Gold price today: Rates drop on MCX on profit booking amid dollar’s rise; is it the right time to buy the yellow metal?

Gold price today: Gold rates declined in the domestic futures market on Wednesday (January 7) morning due to profit booking amid the dollar’s rise.

However, healthy spot demand amid geopolitical uncertainties and expectations of US Fed rate cuts capped losses for the yellow metal. MCX gold February futures were 0.17% down at ₹1,38,850 per 10 grams around 9:10 am. MCX silver March futures were, however, up 0.19% at ₹2,59,310 per kg at that time.

Comex gold also slipped on Wednesday as investors booked profits amid a stronger dollar.

The dollar index hovered near its two-week high level, making greenback-backed bullion cheaper for overseas buyers.

While the US-Venezuela conflict has raised geopolitical uncertainty, supporting gold prices, investors are booking some profits in the yellow metal after the steep rise last year. Domestic spot gold jumped by ₹56,727, or 75%, per 10 grams, while silver surged by ₹1,43,601, or 167%, per kg in 2025.

Meanwhile, according to Reuters, the US and Venezuela have reached a deal to export Venezuelan crude worth up to $2 billion to the US.

Jigar Trivedi, Senior Research Analyst at Reliance Securities, emphasised that geopolitical risks continue to be a key support for gold.

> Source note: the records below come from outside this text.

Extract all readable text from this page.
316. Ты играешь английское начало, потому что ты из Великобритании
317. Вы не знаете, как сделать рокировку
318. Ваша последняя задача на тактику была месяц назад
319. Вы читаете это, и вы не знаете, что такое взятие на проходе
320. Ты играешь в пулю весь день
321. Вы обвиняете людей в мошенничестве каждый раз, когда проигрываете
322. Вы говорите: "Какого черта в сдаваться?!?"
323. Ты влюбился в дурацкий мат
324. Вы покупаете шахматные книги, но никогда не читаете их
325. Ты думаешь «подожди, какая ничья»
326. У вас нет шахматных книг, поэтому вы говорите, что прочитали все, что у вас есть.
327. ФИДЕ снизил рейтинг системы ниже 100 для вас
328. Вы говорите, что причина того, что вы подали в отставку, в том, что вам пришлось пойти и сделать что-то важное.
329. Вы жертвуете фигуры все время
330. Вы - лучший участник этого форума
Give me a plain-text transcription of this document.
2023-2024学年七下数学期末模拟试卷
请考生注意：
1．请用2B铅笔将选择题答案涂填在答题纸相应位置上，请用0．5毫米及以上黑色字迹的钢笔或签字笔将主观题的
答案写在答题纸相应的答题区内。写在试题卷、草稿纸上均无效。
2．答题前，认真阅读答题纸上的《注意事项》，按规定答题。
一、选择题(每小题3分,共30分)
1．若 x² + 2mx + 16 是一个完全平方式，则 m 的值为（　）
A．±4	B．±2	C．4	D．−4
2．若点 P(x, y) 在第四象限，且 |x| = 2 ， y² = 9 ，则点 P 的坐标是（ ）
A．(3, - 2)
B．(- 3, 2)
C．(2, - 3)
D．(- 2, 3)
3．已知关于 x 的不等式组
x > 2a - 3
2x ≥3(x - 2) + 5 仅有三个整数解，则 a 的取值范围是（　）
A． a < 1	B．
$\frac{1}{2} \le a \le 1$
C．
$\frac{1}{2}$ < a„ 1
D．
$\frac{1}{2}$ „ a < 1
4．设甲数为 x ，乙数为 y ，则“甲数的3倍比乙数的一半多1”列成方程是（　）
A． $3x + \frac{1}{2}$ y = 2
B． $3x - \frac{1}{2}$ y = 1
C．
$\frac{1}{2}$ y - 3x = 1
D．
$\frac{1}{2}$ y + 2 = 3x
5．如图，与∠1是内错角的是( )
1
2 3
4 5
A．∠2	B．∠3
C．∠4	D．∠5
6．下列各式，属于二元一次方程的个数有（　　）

“Trump has said Washington could oversee Venezuela’s government. He had threatened further military action if the interim leadership did not cooperate. Moreover, the White House also said Trump has not ruled out possible military action regarding Greenland,” Trivedi highlighted.

Apart from the geopolitical front, investors’ focus remains on upcoming US macro data for cues on the US Fed’s interest rate trajectory. Markets are discounting two rate cuts by the Fed this year.

According to Reuters, Federal Reserve Governor Stephen Miran said on Tuesday that “aggressive interest rate cuts are needed this year to keep the economy moving forward.”

Is it the right time to buy gold?

Experts believe investors can consider buying gold on dips, keeping key support and resistance levels in mind.

“We suggest buying gold on dips around ₹1,38,500 and ₹1,37,700 with a stop loss below ₹1,36,000 for the targets of ₹1,40,000, ₹1,41,400, and ₹1,42,500 and buying silver around ₹2,55,500 and ₹2,51,000 with a stop loss below ₹2,46,000 for the targets of ₹2,62,000, ₹2,68,000, and ₹2,75,000,” said Manoj Kumar Jain of Prithvifinmart Commodity Research.

On the MCX, gold has support at ₹1,38,200 and ₹1,37,700 and resistance is at ₹1,39,750 and ₹1,40,400, while silver has support at ₹2,55,500 and ₹2,51,000 and resistance is at ₹2,62,000 and ₹2,68,000, said Jain.

According to Rahul Kalantri, VP of commodities at Mehta Equities, gold has support at ₹1,37,150 and ₹1,36,310, while resistance is at ₹1,40,350 and ₹1,41,870. Silver has support at ₹2,53,810 and ₹2,49,170, while resistance is at ₹2,60,810 and ₹2,64,470.